🤖 AI Summary
This work addresses the limitations of traditional analytical pipelines in smart manufacturing—namely, their fragmented nature, which undermines scalability, interpretability, and real-time performance in causal diagnostics. To overcome these challenges, the authors propose a modular multi-agent collaborative architecture grounded in neuro-symbolic systems. This framework seamlessly integrates anomaly detection, causal discovery, and reasoning, enabling end-to-end automated diagnosis through standardized agent protocols while supporting human-in-the-loop collaboration. Evaluated on both public and proprietary datasets, the system achieves overall success rates of 98.0% and 98.73%, respectively, with end-to-end latency of 50–60 seconds and near-linear scalability (R² = 0.97). Deployed in a Bosch production facility, it demonstrates significant advantages over existing industrial co-pilot systems.
📝 Abstract
Modern manufacturing environments demand real-time, trustworthy, and interpretable root-cause insights to sustain productivity and quality.
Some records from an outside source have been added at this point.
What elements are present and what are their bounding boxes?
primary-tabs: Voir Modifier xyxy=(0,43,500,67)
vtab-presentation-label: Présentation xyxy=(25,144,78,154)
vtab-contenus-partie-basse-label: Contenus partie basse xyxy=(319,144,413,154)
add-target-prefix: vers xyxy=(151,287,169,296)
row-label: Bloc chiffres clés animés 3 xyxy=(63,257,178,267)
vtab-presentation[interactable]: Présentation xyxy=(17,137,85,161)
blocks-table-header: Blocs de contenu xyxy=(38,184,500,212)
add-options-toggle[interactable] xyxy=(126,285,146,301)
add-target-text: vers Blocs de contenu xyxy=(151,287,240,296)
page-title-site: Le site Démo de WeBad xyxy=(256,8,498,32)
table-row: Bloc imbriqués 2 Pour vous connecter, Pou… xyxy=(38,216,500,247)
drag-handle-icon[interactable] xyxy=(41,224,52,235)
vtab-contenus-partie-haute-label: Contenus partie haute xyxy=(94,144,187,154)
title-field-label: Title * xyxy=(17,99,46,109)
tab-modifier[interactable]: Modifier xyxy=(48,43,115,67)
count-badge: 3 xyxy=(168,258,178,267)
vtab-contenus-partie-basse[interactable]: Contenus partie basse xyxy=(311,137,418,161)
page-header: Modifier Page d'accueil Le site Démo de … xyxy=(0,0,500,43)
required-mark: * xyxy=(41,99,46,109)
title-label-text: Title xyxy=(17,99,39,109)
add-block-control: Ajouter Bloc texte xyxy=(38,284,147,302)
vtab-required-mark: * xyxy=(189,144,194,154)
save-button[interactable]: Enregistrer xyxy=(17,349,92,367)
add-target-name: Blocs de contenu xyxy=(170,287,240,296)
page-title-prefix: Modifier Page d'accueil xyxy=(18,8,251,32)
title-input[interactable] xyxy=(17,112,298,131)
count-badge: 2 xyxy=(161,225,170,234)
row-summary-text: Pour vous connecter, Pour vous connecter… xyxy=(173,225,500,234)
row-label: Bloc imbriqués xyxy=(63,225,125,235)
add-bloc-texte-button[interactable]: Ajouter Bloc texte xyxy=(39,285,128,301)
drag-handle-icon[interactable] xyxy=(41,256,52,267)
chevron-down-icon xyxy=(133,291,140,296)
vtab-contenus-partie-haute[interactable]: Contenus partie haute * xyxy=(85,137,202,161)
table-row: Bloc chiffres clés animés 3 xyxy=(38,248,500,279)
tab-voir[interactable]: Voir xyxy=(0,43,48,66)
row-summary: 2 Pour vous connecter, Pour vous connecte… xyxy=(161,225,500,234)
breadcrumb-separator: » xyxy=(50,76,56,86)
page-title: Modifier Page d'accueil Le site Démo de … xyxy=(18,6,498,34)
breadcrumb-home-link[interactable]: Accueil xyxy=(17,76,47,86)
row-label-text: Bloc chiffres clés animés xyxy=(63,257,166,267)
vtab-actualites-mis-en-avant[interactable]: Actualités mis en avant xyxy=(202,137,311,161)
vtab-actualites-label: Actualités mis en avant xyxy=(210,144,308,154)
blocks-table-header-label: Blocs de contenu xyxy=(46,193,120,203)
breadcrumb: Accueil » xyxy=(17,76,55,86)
Traditional analytics pipelines often treat anomaly detection, causal inference, and root-cause analysis as isolated stages, limiting scalability and explainability. In this work, we present CausalPulse, an industry-grade multi-agent copilot that automates causal diagnostics in smart manufacturing. It unifies anomaly detection, causal discovery, and reasoning through a neurosymbolic architecture built on standardized agentic protocols. CausalPulse is being deployed in a Robert Bosch manufacturing plant, integrating seamlessly with existing monitoring workflows and supporting real-time operation at production scale. Evaluations on both public (Future Factories) and proprietary (Planar Sensor Element) datasets show high reliability, achieving overall success rates of 98.0% and 98.73%. Per-criterion success rates reached 98.75% for planning and tool use, 97.3% for self-reflection, and 99.2% for collaboration. Runtime experiments report end-to-end latency of 50-60s per diagnostic workflow with near-linear scalability (R^2=0.97), confirming real-time readiness. Comparison with existing industrial copilots highlights distinct advantages in modularity, extensibility, and deployment maturity. These results demonstrate how CausalPulse's modular, human-in-the-loop design enables reliable, interpretable, and production-ready automation for next-generation manufacturing.